Neural Networks: From Perceptrons to GPT

The Origins (1957–1969)

  • Frank Rosenblatt (1957) introduced the Perceptron, the first implemented artificial neural network. It was able to learn simple classification tasks, and initially generated strong enthusiasm.
  • Minsky and Papert (1969) published Perceptrons, where they demonstrated the mathematical limitations of single-layer perceptrons. Problems such as the XOR function or the recognition of global structures could not be solved. This marked the beginning of the first AI winter for neural networks.

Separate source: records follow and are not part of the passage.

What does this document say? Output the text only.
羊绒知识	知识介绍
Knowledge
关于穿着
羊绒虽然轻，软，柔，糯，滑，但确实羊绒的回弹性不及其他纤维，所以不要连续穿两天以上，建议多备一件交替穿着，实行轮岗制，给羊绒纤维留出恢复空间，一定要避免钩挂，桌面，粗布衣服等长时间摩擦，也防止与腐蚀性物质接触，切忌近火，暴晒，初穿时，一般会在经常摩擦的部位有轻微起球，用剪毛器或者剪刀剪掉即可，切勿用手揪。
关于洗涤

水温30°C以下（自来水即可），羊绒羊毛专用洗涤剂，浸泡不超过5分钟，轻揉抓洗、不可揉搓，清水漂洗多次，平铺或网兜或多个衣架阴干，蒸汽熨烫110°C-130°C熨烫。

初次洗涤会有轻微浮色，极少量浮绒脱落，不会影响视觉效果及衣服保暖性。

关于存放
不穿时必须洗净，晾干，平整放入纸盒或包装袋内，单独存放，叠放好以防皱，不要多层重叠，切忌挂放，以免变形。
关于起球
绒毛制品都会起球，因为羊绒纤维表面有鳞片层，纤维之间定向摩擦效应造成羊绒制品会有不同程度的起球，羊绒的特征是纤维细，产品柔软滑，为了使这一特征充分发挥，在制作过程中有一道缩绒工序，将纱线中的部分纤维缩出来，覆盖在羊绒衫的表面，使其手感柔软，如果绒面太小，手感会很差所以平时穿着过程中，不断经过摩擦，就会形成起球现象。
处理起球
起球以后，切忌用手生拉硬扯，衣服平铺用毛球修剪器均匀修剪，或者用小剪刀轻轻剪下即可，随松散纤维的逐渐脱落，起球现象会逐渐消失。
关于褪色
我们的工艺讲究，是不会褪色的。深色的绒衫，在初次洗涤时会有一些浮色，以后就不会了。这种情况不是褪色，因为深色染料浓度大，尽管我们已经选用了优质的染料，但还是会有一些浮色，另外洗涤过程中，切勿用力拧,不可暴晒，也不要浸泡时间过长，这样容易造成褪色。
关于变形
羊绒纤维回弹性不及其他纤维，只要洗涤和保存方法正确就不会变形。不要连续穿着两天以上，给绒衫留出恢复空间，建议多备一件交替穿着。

Towards Multilayer Models (1970s–1980s)

  • Alexey Ivakhnenko (1965) developed the Group Method of Data Handling (GMDH), considered one of the first multilayer networks.
  • Paul Werbos (1974) introduced the algorithm of error backpropagation in his doctoral dissertation. However, his contribution was not immediately recognized.
  • The situation changed in 1986, when David Rumelhart, Geoffrey Hinton, and Ronald Williams demonstrated that backpropagation could effectively train multilayer networks. This marked the relaunch of neural networks as a research field.

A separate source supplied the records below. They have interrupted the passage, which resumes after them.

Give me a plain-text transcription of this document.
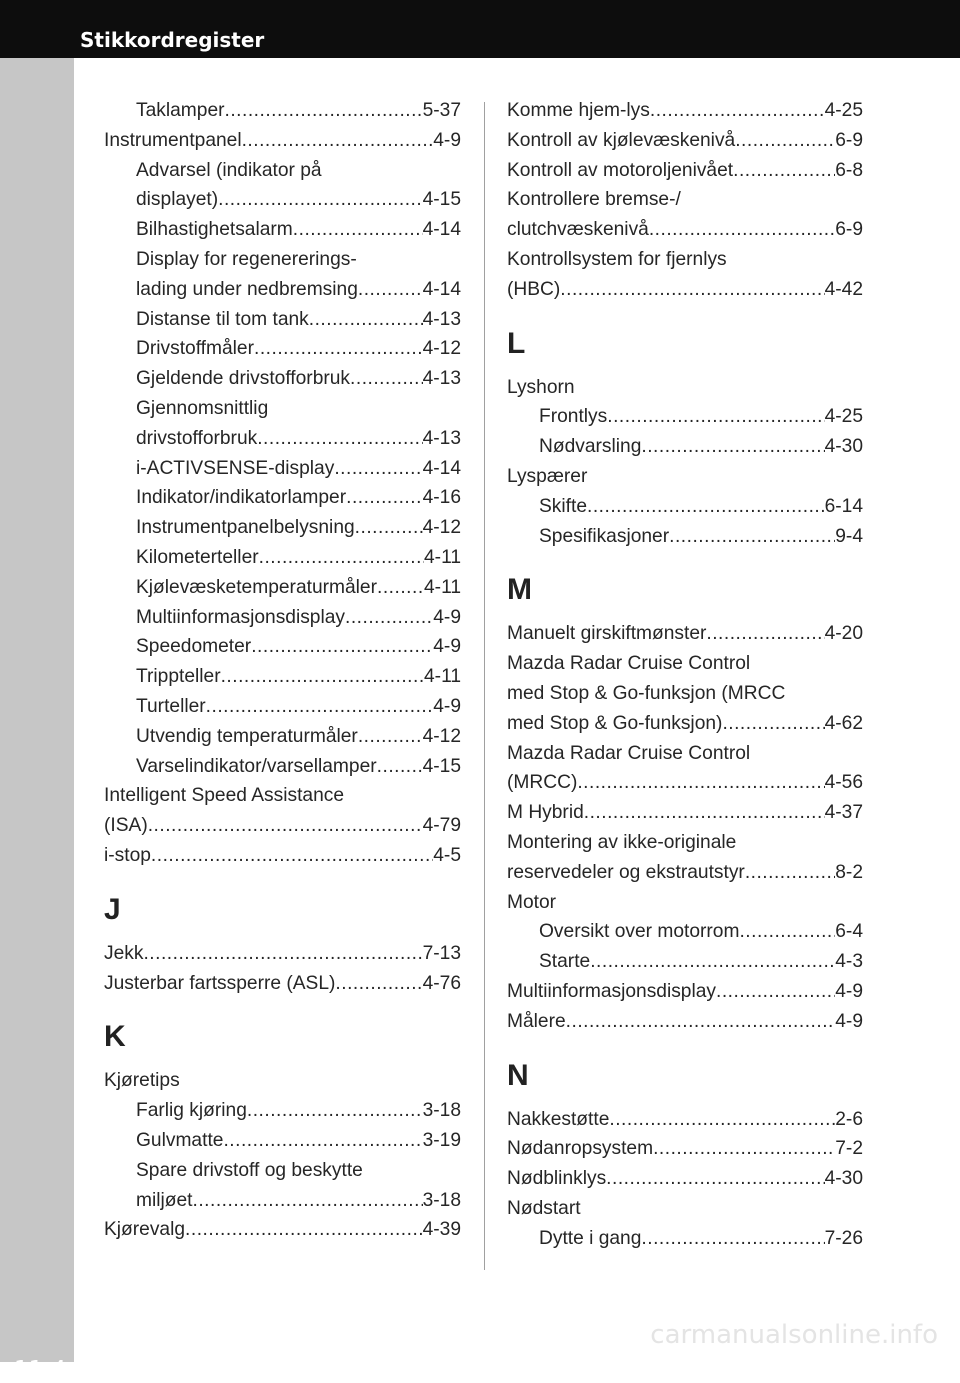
Stikkordregister
11-4
Taklamper .....	5-37
Instrumentpanel .....	4-9
Advarsel (indikator på
displayet) .....	4-15
Bilhastighetsalarm .....	4-14
Display for regenererings-
lading under nedbremsing .....	4-14
Distanse til tom tank .....	4-13
Drivstoffmåler .....	4-12
Gjeldende drivstofforbruk .....	4-13
Gjennomsnittlig
drivstofforbruk .....	4-13
i-ACTIVSENSE-display .....	4-14
Indikator/indikatorlamper .....	4-16
Instrumentpanelbelysning .....	4-12
Kilometerteller .....	4-11
Kjølevæsketemperaturmåler ..... 4-11
Multiinformasjonsdisplay .....	4-9
Speedometer .....	4-9
Trippteller .....	4-11
Turteller .....	4-9
Utvendig temperaturmåler .....	4-12
Varselindikator/varsellamper ..... 4-15
Intelligent Speed Assistance
(ISA) .....	4-79
i-stop .....	4-5
J
Jekk .....	7-13
Justerbar fartssperre (ASL) .....	4-76
K
Kjøretips
Farlig kjøring .....	3-18
Gulvmatte .....	3-19
Spare drivstoff og beskytte
miljøet .....	3-18
Kjørevalg .....	4-39
Komme hjem-lys .....	4-25
Kontroll av kjølevæskenivå .....	6-9
Kontroll av motoroljenivået .....	6-8
Kontrollere bremse-/
clutchvæskenivå .....	6-9
Kontrollsystem for fjernlys
(HBC) .....	4-42
L
Lyshorn
Frontlys .....	4-25
Nødvarsling .....	4-30
Lyspærer
Skifte .....	6-14
Spesifikasjoner .....	9-4
M
Manuelt girskiftmønster .....	4-20
Mazda Radar Cruise Control
med Stop & Go-funksjon (MRCC
med Stop & Go-funksjon) .....	4-62
Mazda Radar Cruise Control
(MRCC) .....	4-56
M Hybrid .....	4-37
Montering av ikke-originale
reservedeler og ekstrautstyr .....	8-2
Motor
Oversikt over motorrom .....	6-4
Starte .....	4-3
Multiinformasjonsdisplay .....	4-9
Målere .....	4-9
N
Nakkestøtte .....	2-6
Nødanropsystem .....	7-2
Nødblinklys .....	4-30
Nødstart
Dytte i gang .....	7-26
carmanualsonline.info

Deep Learning Foundations (1990s–2000s)

  • Yann LeCun (1998) developed LeNet-5, a convolutional neural network (CNN) for handwritten digit recognition. This was a crucial step in computer vision.
  • In 2006, Geoffrey Hinton and colleagues proposed methods for training deep belief networks, which contributed to the establishment of the term deep learning and opened the way to networks with many hidden layers.

The Revolution of the 2010s

  • AlexNet (2012), developed by Alex Krizhevsky, Ilya Sutskever, and Geoffrey Hinton, achieved a decisive breakthrough in the ImageNet competition, surpassing traditional methods and demonstrating the power of deep neural networks.
  • Ian Goodfellow (2014) introduced Generative Adversarial Networks (GANs), a new paradigm for generative modeling.
  • In 2017, Vaswani et al. proposed the Transformer architecture in the paper Attention Is All You Need. This model soon became the foundation for modern large language models (LLMs).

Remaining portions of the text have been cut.